Caro direttore,
«assumersi nuove responsabilità» ed «elaborare nuove 'idee ricostruttive» per la democrazia del nostro Paese», come invita a fare il presidente della Cei cardinal Gualtiero Bassetti, è senz’altro il compito principale per i cattolici in questa nuova fase politica. Innanzitutto è indispensabile la coscienza del tempo in cui viviamo: siamo come ci ricorda papa Francesco, non in un’epoca di cambiamento ma in un cambiamento d’epoca. Dopo un buon trentennio di globalizzazione liberista e di unilateralismo nelle relazioni internazionali, dimostratisi non più capaci di dare risposte al disordine sociale, alle disuguaglianze crescenti, ai conflitti e alle guerre che hanno provocato, sta emergendo un «nuovo discorso politico», che, come ha osservato il prof. Mauro Magatti, «prende partito per le vittime» del vecchio sistema: i ceti lavoratori e popolari e la classe media. La quale, banalmente, nel momento in cui all’astensionismo è tornata a preferire la partecipazione al voto, si è riscoperta maggioritaria e capace di incidere in modo determinante nella definizione dell’agenda politica di questa nuova fase. Un mutamento che può sorprendere solo quanti non hanno ascoltato quanto diversi istituti di ricerca certificano da anni: siamo divenuti una «società dei tre terzi», in cui i due terzi prevalenti non sono più composti da 'garantiti' bensì da 'disagiati' a vario titolo.
Occorre, dunque, saper distinguere fra le forze che in modo contingente hanno più beneficiato delle nuove tendenze espresse dall’elettorato, e i problemi sottesi a tale fenomeno. E, conseguentemente, saper resistere a una duplice tentazione: da una parte lo scontro frontale, la demonizzazione di chi, malamente a mio giudizio, interpreta le istanze principali emerse, non solo in Italia, dalle urne; e dall’altra resistere alla tentazione dell’imitazione che serpeggia in certi maître à penser che già iniziano a sussurrare di non lasciare il tema della nazione ai nazionalisti, nel subdolo e illusorio tentativo di mantenere una continuità con il primato dell’economia sulla politica su scala globale. Ed è proprio questa, a mio giudizio, la prima e fondamentale idea ricostruttiva per questa nuova fase politica nella quale i cattolici impegnati in politica devono esser consapevoli della necessità di un cambio di paradigma nelle politiche nel senso indicato dal documento vaticano Oeconomicae et pecuniariae quaestiones: «Il denaro deve servire e non governare». Un punto talmente importante da determinare il destino dell’Unione Europea il cui futuro è a rischio più che per la minaccia populista per la ferrea ostinazione dei poteri finanziari e di qualche Paese membro a mantenere le politiche monetarie avulse da quelle sociali ed economiche, dal controllo della politica.

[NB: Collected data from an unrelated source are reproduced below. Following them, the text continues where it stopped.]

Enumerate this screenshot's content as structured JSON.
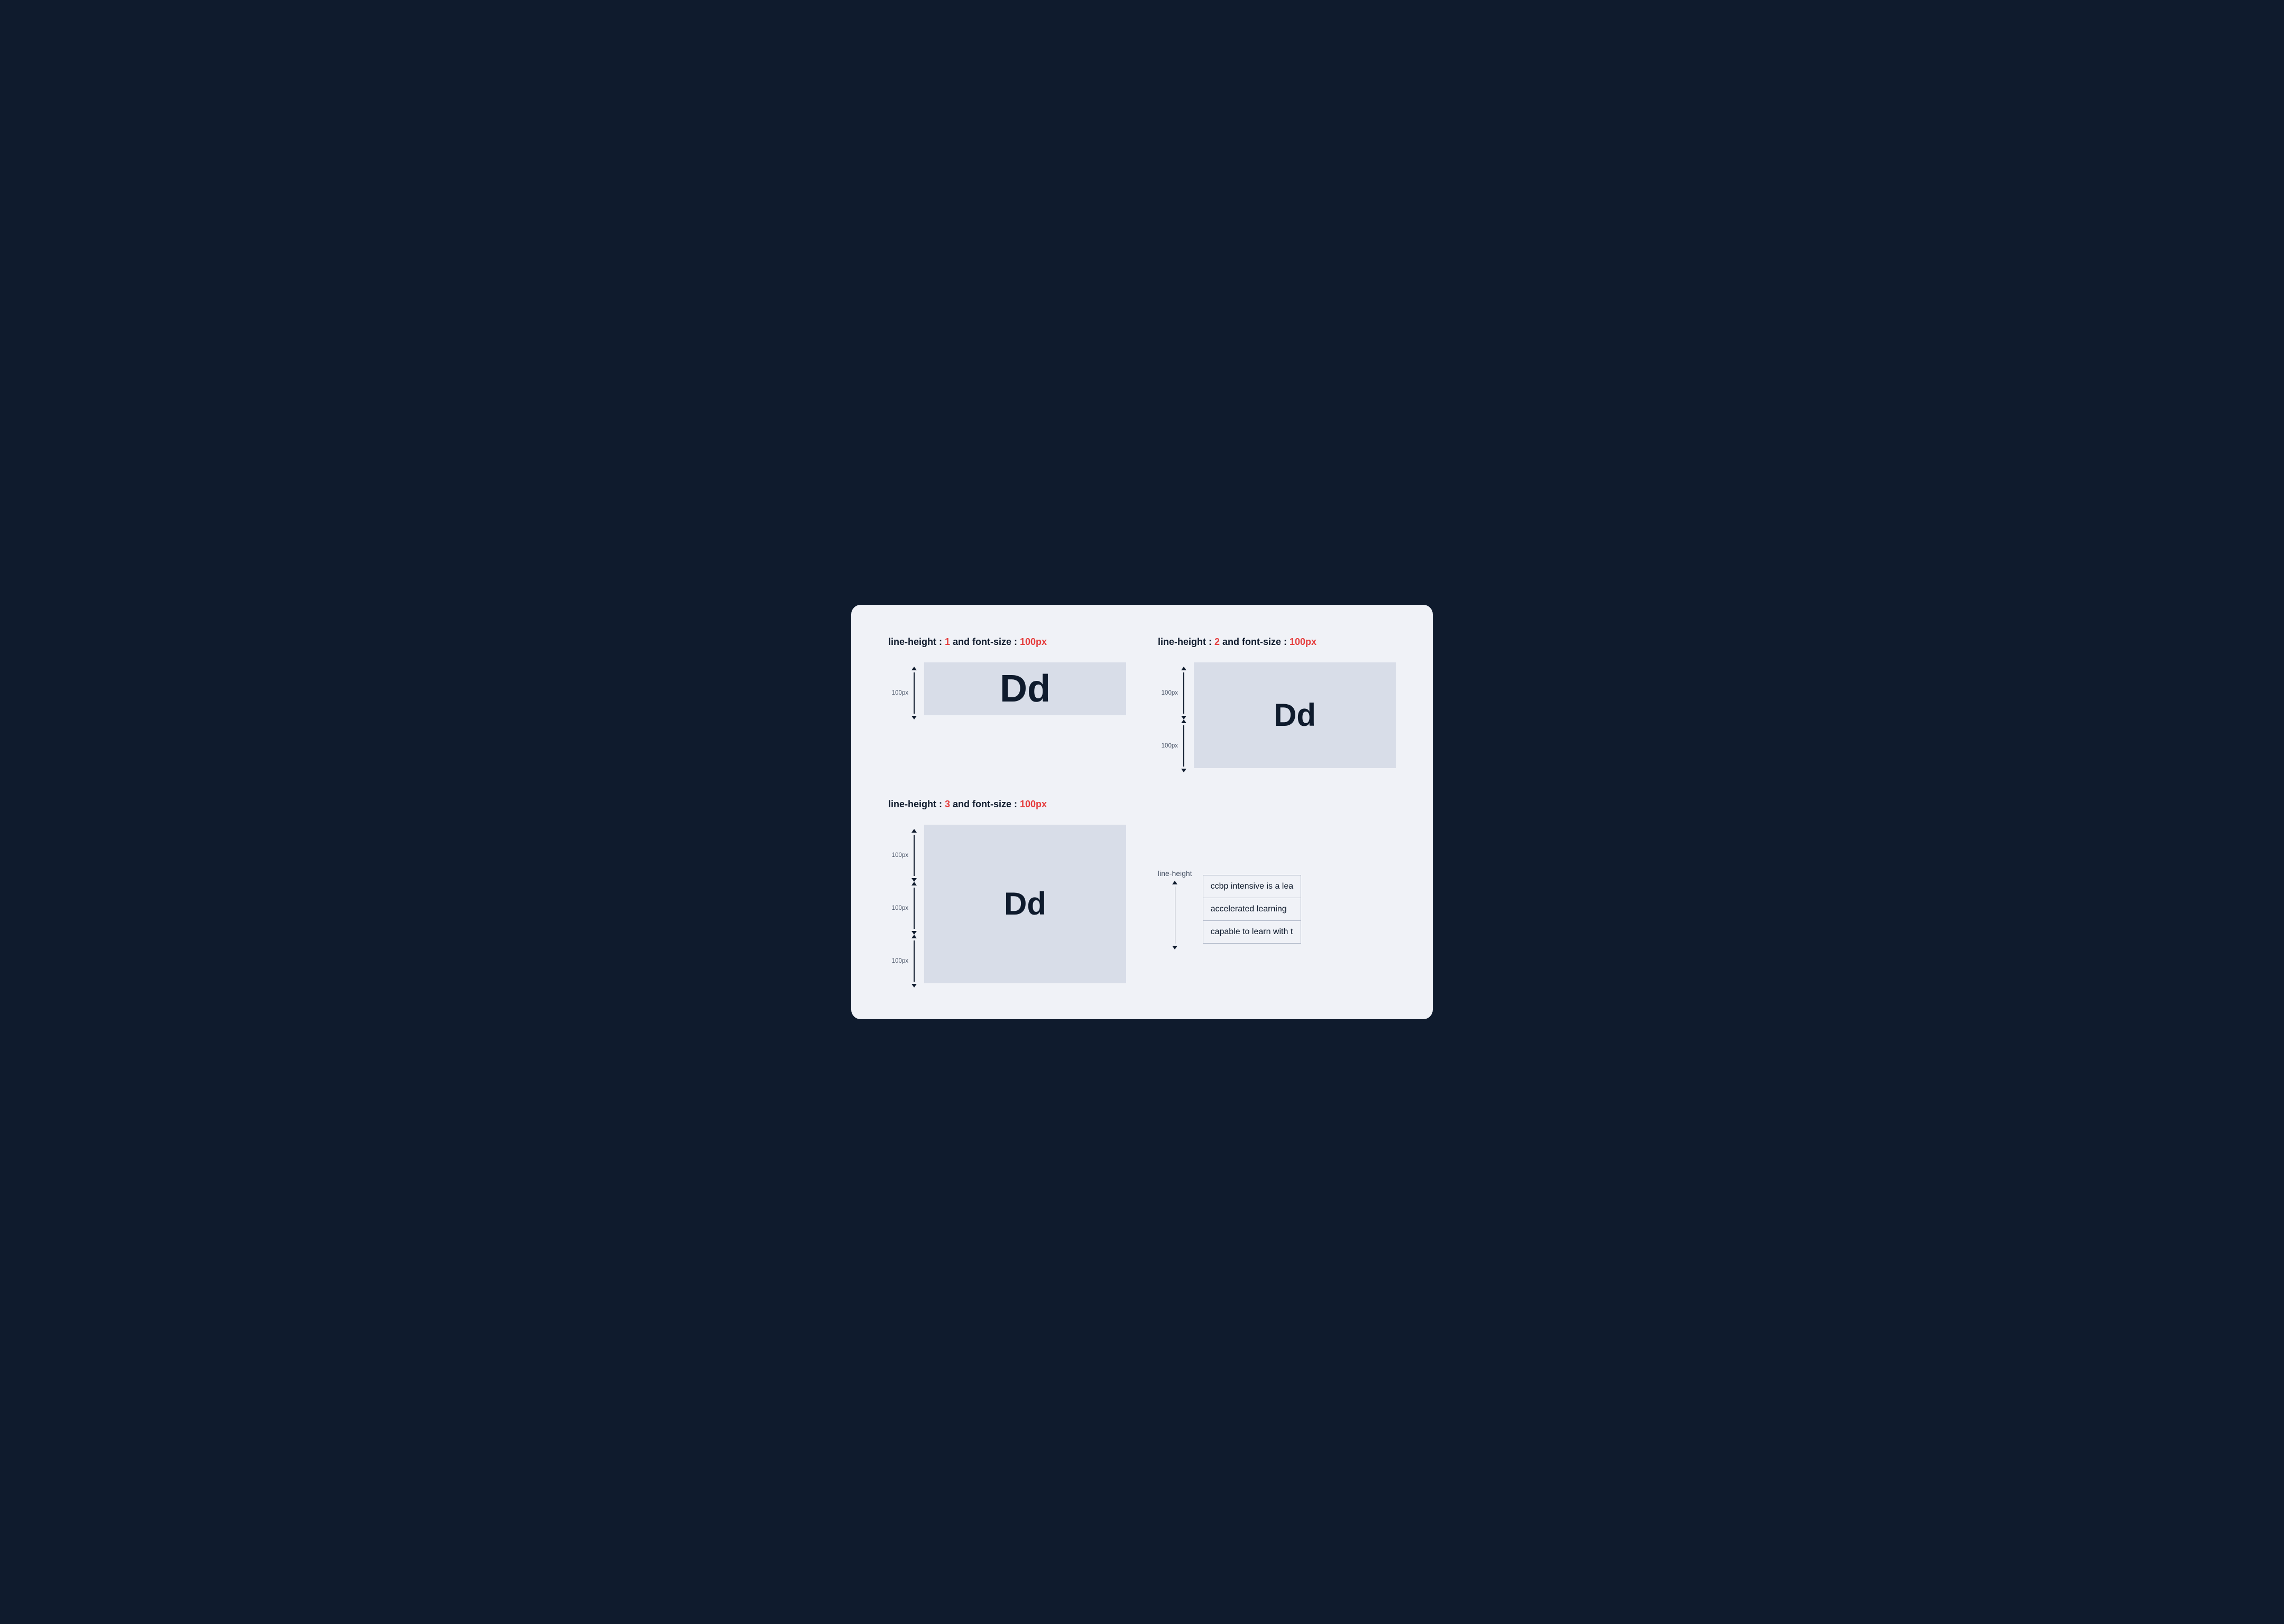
{
  "card": {
    "section1": {
      "title_prefix": "line-height : ",
      "title_lh": "1",
      "title_mid": " and font-size : ",
      "title_fs": "100px",
      "px_label": "100px",
      "dd_text": "Dd"
    },
    "section2": {
      "title_prefix": "line-height : ",
      "title_lh": "2",
      "title_mid": " and font-size : ",
      "title_fs": "100px",
      "px_label_top": "100px",
      "px_label_bottom": "100px",
      "dd_text": "Dd"
    },
    "section3": {
      "title_prefix": "line-height : ",
      "title_lh": "3",
      "title_mid": " and font-size : ",
      "title_fs": "100px",
      "px_label_top": "100px",
      "px_label_mid": "100px",
      "px_label_bottom": "100px",
      "dd_text": "Dd"
    },
    "section4": {
      "lh_label": "line-height",
      "line1": "ccbp intensive is a lea",
      "line2": "accelerated learning",
      "line3": "capable to learn with t"
    }
  },
  "colors": {
    "accent_red": "#e53e3e",
    "dark_navy": "#0f1b2d",
    "medium_gray": "#4a5568",
    "box_bg": "#d8dde8",
    "card_bg": "#f0f2f7"
  }
}
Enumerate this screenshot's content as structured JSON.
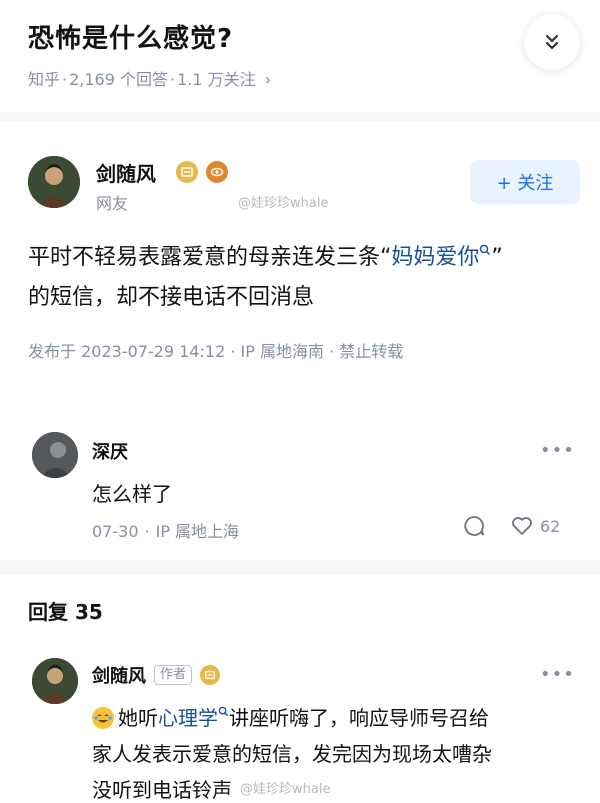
{
  "question": {
    "title": "恐怖是什么感觉?",
    "source": "知乎",
    "answers_count": "2,169 个回答",
    "followers": "1.1 万关注",
    "meta_chevron": "›"
  },
  "author": {
    "name": "剑随风",
    "subtitle": "网友",
    "follow_label": "+ 关注"
  },
  "watermark": "@娃珍珍whale",
  "answer": {
    "line1_prefix": "平时不轻易表露爱意的母亲连发三条“",
    "link": "妈妈爱你",
    "line1_suffix": "”",
    "line2": "的短信，却不接电话不回消息",
    "meta": "发布于 2023-07-29 14:12 · IP 属地海南 · 禁止转载"
  },
  "comment1": {
    "name": "深厌",
    "text": "怎么样了",
    "date": "07-30",
    "ip": "IP 属地上海",
    "likes": "62",
    "more": "•••"
  },
  "replies": {
    "header": "回复 35"
  },
  "reply1": {
    "name": "剑随风",
    "tag": "作者",
    "text_prefix": "她听",
    "link": "心理学",
    "text_suffix": "讲座听嗨了，响应导师号召给",
    "line2": "家人发表示爱意的短信，发完因为现场太嘈杂",
    "line3": "没听到电话铃声",
    "more": "•••"
  },
  "colors": {
    "accent": "#1772f6",
    "link": "#175199",
    "meta": "#8590a6",
    "badge_gold": "#e0a43a"
  }
}
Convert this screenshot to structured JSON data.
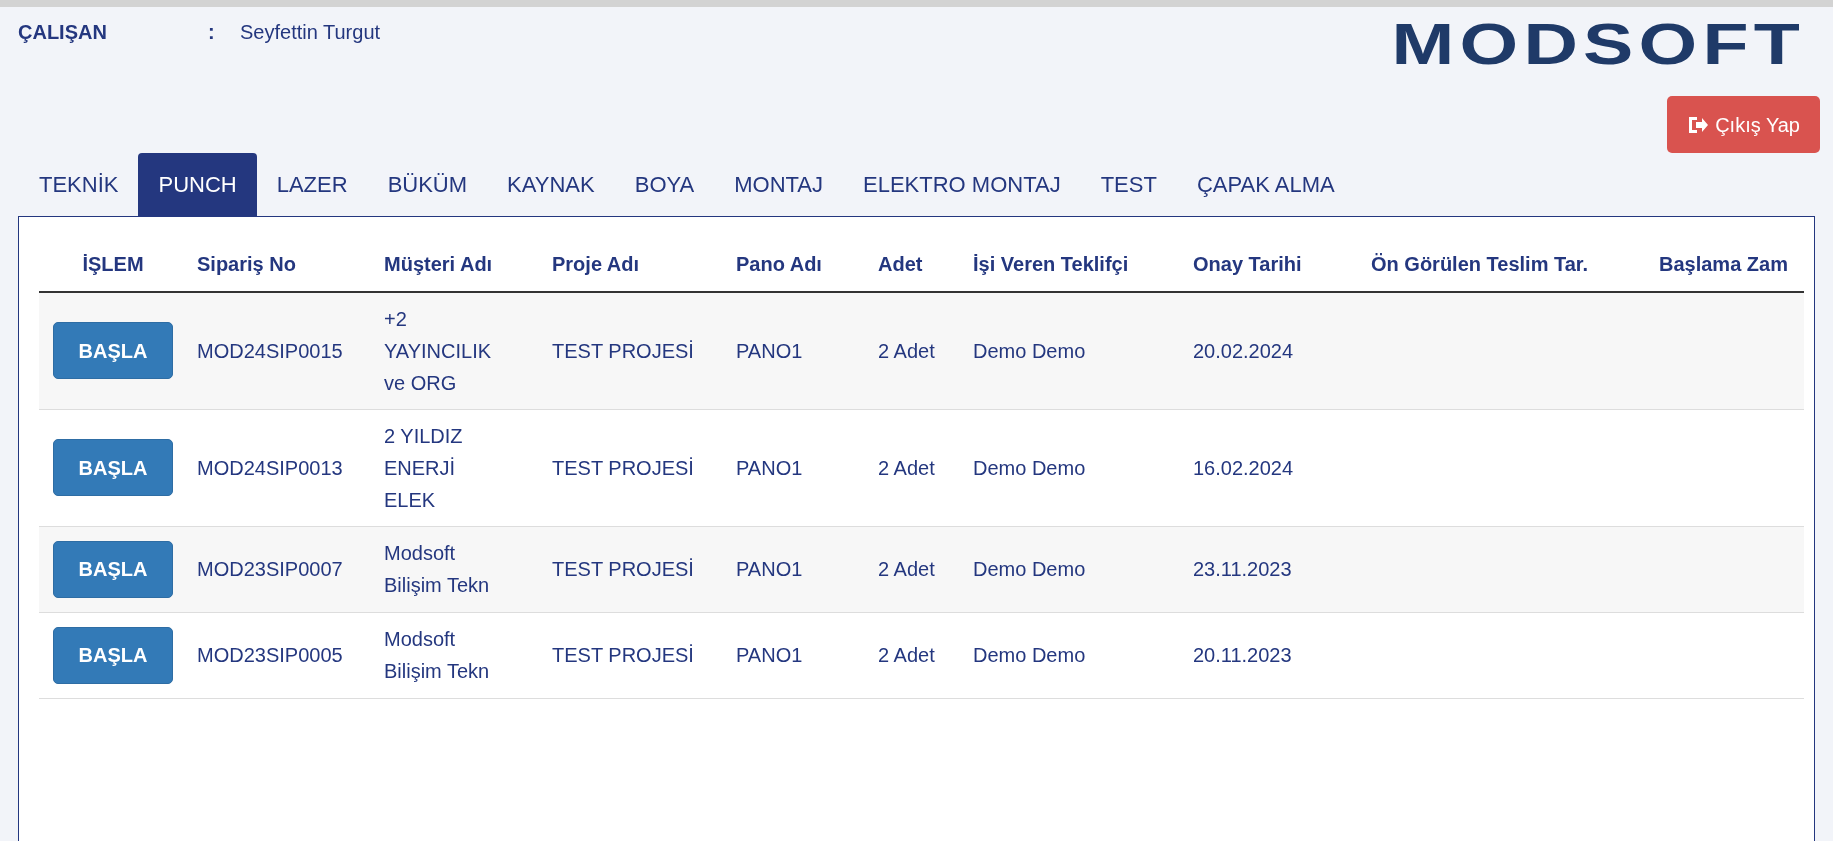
{
  "employee": {
    "label": "ÇALIŞAN",
    "separator": ":",
    "name": "Seyfettin Turgut"
  },
  "logo": "MODSOFT",
  "logout_button": "Çıkış Yap",
  "tabs": [
    {
      "label": "TEKNİK",
      "selected": false
    },
    {
      "label": "PUNCH",
      "selected": true
    },
    {
      "label": "LAZER",
      "selected": false
    },
    {
      "label": "BÜKÜM",
      "selected": false
    },
    {
      "label": "KAYNAK",
      "selected": false
    },
    {
      "label": "BOYA",
      "selected": false
    },
    {
      "label": "MONTAJ",
      "selected": false
    },
    {
      "label": "ELEKTRO MONTAJ",
      "selected": false
    },
    {
      "label": "TEST",
      "selected": false
    },
    {
      "label": "ÇAPAK ALMA",
      "selected": false
    }
  ],
  "table": {
    "columns": [
      "İŞLEM",
      "Sipariş No",
      "Müşteri Adı",
      "Proje Adı",
      "Pano Adı",
      "Adet",
      "İşi Veren Teklifçi",
      "Onay Tarihi",
      "Ön Görülen Teslim Tar.",
      "Başlama Zam"
    ],
    "rows": [
      {
        "cells": [
          "BAŞLA",
          "MOD24SIP0015",
          "+2 YAYINCILIK ve ORG",
          "TEST PROJESİ",
          "PANO1",
          "2 Adet",
          "Demo Demo",
          "20.02.2024"
        ]
      },
      {
        "cells": [
          "BAŞLA",
          "MOD24SIP0013",
          "2 YILDIZ ENERJİ ELEK",
          "TEST PROJESİ",
          "PANO1",
          "2 Adet",
          "Demo Demo",
          "16.02.2024"
        ]
      },
      {
        "cells": [
          "BAŞLA",
          "MOD23SIP0007",
          "Modsoft Bilişim Tekn",
          "TEST PROJESİ",
          "PANO1",
          "2 Adet",
          "Demo Demo",
          "23.11.2023"
        ]
      },
      {
        "cells": [
          "BAŞLA",
          "MOD23SIP0005",
          "Modsoft Bilişim Tekn",
          "TEST PROJESİ",
          "PANO1",
          "2 Adet",
          "Demo Demo",
          "20.11.2023"
        ]
      }
    ]
  }
}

La via per 'rammendare' e unire, in ultima analisi passa dalla capacità di mettere in campo un progetto, che, per quel che mi riguarda, non può prescindere dalla prospettiva della costruzione di una 'Coalizione per la domanda interna', capace di comporre interessi vitali e diffusi, dei più deboli con un quadro di solidarietà, apertura, cooperazione in grado di inaugurare una nuova fase di sviluppo e di speranza per l’Italia e per la Casa comune europea.